2022/09/03

反論できないことを大声で喋る人





  世の中には反論できないことを大声で喋る人がいる。その多くは社会的弱者や少数派の人権や地球温暖化や戦争や核といった人類全体の安全に関わる問題について喋る人たちだ。

意見を述べるというのは対話を前提としている。対話を通じて自分の気付かなかったことを知って考えを改めたりそのテーマについて問題を俯瞰できるようなレイヤーに登る喜びを互いに感じたりするのは対話のもたらす大きな喜びの一つだ。

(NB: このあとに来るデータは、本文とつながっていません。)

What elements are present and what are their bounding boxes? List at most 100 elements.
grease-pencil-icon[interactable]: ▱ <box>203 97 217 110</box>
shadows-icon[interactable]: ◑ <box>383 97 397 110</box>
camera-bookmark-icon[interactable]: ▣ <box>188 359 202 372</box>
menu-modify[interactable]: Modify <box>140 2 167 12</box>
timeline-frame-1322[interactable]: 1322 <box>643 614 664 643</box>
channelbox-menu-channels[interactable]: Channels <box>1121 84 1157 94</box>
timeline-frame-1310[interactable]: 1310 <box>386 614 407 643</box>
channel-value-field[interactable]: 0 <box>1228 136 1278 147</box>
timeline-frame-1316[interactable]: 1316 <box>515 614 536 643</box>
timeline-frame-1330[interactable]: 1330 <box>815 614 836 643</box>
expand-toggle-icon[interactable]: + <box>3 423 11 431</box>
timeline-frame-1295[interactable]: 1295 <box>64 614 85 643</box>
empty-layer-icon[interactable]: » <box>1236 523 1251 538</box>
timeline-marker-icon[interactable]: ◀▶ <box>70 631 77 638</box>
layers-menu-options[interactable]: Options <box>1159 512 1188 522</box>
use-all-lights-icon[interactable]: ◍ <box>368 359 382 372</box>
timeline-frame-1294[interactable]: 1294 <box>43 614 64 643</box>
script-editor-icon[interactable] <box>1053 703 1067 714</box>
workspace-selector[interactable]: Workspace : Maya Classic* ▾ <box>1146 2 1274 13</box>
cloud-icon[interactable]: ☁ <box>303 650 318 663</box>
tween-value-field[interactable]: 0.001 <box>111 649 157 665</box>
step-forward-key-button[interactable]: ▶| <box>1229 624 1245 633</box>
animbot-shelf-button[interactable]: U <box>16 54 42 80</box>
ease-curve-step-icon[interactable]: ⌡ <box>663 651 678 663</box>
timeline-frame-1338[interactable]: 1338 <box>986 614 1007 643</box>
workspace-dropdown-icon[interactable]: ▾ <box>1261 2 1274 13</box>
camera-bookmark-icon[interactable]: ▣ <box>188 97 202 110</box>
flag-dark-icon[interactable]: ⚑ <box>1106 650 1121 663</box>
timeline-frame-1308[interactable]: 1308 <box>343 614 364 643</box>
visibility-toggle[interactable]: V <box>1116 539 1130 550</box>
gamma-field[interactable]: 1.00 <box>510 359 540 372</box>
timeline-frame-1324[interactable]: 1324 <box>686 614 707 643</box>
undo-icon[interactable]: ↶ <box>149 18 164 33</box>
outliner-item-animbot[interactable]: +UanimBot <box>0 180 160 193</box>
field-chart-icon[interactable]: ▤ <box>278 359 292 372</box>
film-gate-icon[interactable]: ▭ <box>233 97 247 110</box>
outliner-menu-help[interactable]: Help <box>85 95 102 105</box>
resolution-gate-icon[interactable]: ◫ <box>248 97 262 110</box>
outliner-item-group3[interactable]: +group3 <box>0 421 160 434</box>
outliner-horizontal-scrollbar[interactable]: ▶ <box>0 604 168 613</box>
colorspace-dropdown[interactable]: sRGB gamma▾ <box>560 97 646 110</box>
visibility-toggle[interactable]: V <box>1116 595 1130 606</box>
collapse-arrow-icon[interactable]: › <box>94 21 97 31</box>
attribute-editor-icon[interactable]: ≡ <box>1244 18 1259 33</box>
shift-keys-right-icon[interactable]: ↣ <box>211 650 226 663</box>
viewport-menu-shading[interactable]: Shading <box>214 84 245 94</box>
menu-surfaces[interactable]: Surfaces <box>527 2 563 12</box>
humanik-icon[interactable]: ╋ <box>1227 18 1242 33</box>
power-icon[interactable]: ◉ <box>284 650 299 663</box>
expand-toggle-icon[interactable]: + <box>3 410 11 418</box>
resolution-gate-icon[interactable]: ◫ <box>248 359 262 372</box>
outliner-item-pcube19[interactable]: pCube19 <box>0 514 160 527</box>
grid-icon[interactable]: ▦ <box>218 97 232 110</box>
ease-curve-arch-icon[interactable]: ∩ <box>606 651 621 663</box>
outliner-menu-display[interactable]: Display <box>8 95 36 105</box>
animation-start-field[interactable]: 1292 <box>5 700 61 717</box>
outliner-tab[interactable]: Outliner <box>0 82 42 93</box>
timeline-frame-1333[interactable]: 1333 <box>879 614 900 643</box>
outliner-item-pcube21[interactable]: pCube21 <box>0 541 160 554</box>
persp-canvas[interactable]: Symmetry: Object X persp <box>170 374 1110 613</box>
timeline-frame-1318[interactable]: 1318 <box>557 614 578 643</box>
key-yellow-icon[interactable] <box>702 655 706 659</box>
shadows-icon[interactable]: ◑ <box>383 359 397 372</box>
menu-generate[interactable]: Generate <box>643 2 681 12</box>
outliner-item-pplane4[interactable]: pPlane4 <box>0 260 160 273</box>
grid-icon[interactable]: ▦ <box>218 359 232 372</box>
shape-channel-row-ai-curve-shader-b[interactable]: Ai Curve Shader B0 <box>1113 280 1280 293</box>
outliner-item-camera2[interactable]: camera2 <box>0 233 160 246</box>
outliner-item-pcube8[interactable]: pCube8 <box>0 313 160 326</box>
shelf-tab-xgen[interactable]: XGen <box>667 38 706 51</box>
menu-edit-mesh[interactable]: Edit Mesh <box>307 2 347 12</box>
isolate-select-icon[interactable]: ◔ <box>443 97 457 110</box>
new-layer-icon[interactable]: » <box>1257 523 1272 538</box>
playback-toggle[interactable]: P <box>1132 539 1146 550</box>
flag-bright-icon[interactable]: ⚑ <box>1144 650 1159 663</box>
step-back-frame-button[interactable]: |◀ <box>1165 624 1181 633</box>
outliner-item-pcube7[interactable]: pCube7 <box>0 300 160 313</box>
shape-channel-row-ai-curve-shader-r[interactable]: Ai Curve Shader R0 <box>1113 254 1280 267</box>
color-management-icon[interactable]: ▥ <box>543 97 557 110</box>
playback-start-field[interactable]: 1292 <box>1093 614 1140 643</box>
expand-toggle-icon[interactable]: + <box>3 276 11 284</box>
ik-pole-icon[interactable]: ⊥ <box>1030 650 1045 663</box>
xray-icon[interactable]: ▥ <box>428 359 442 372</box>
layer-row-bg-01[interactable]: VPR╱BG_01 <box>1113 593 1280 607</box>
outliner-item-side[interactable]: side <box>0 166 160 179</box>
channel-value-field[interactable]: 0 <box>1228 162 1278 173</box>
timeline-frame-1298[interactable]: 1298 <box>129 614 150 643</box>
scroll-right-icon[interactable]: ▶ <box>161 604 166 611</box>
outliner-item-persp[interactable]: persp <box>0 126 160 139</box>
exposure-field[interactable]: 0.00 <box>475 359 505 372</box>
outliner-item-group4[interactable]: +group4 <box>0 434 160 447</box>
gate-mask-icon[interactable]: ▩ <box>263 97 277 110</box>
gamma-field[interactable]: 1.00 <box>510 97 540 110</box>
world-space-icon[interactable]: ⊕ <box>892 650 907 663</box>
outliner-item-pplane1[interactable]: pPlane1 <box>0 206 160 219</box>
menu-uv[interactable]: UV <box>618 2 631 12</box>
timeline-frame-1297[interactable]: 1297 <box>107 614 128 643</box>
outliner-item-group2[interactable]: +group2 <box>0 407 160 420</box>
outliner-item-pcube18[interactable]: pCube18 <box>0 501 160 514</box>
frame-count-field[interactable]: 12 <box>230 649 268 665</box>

しかし例えば相手が差別はいけないと言い出したら、それ以降どのような対話が可能だろう。同じ土俵に入って、いやそもそもこういった問題で錦の御旗のような言葉であたりを無差別に(笑)なぎ払うってどうなの?などと言おうものならあなたは差別を容認するのかと言われてあとは水掛け論となる。戦争や核や地球温暖化についての議論にも同じ側面がある。バカの壁という言葉もあるが、絶対不敗の旗を振り回す人とはなかなか会話が成り立たない。

こういった、誰が考えても反論しようのないテーマの背後にあるのはなぜ世の中にはいまさら反論できないことを喋る人が一定数いるのかという問題だ。普通は正義の旗というのは恥ずかしいものだ。それはいっそはしたないと言ってもいい。身も蓋もないという言い方もある。振り回せば必ず勝つだろうが、こういった議論で勝つことになぜ必死になるのか、いやそもそも私にはたしてその旗を持つ資格があるのかと自問してみれば、自分はふさわしくないと考えるのが奥ゆかしい日本人?というものだ


人間というのは弱いものだ。弱さ故に生まれるのが暴力・大声・嫉妬・残忍・ズルさ・裏切り・卑怯・虐待・たくらみ・憎しみ・イジメ・仲間はずれ・無視・ずさん・手抜き・改ざん・陰謀・ウソといった、「悪」の数々だ。このなかに悪に手を染めたことのないものは手を挙げよと言われれば挙手できる人はいないだろう。だからひとは正義の旗手になろうとはしない。それはそのひとが少数派に属するか、多数派に属するか、被差別者か加害者かによらず人間であることの、社会で生きるひとであればすべての人に共通する、自分の弱さから幾分なりとも悪に手を染めたことのあるものに共通する潜在的な後ろめたさがあるからだ。

ポリコレ流行りの昨今、この国を自分たちの狙いの方向に無理矢理持って行こうとする一派の口車に乗せられる心優しい純朴なひとも多いだろう。純朴な人が錦の御旗を手にすると持ち慣れない強さに酔ってあらぬことをしでかしたりする。強さ慣れしていないひとには、何をするかわからない怖さがある。だからこういった反論できない問題について我々にできることがあるとすれば、被害を受けた人への共感と悲しみ、そういった悪が生まれた背景についての理解、被害者の不利益を保護することを口実に自分たちの勢力を広げようとする別の悪に対して互いに警戒することだろう。

正しいことをいって何が悪い?少数者が不当な不利益を被ったら勇気を出して声を上げるべきじゃないか。
小学生だったら許されるこういった義憤のようなものに対し、ふつう大人は冷ややかだ。なぜなら大人は「ある問題」というものの背後には様々な事情というものがあって、事象はその力学的総体として表面に現れてくるものに過ぎないことを知っているからだ。
子供には表面しか見えない。だから大騒ぎして喚く。おおざっぱな論理で辺りをなぎ倒そうとする。しかし表面に現れた不快な現象の背後には、実は苦渋の末の配慮や先を見越しての深慮などがたくさん含まれていよう。そういったぱっと見にはわからない、海面下の氷山のようなものには名前がある。それをひとは「知恵」というのだ。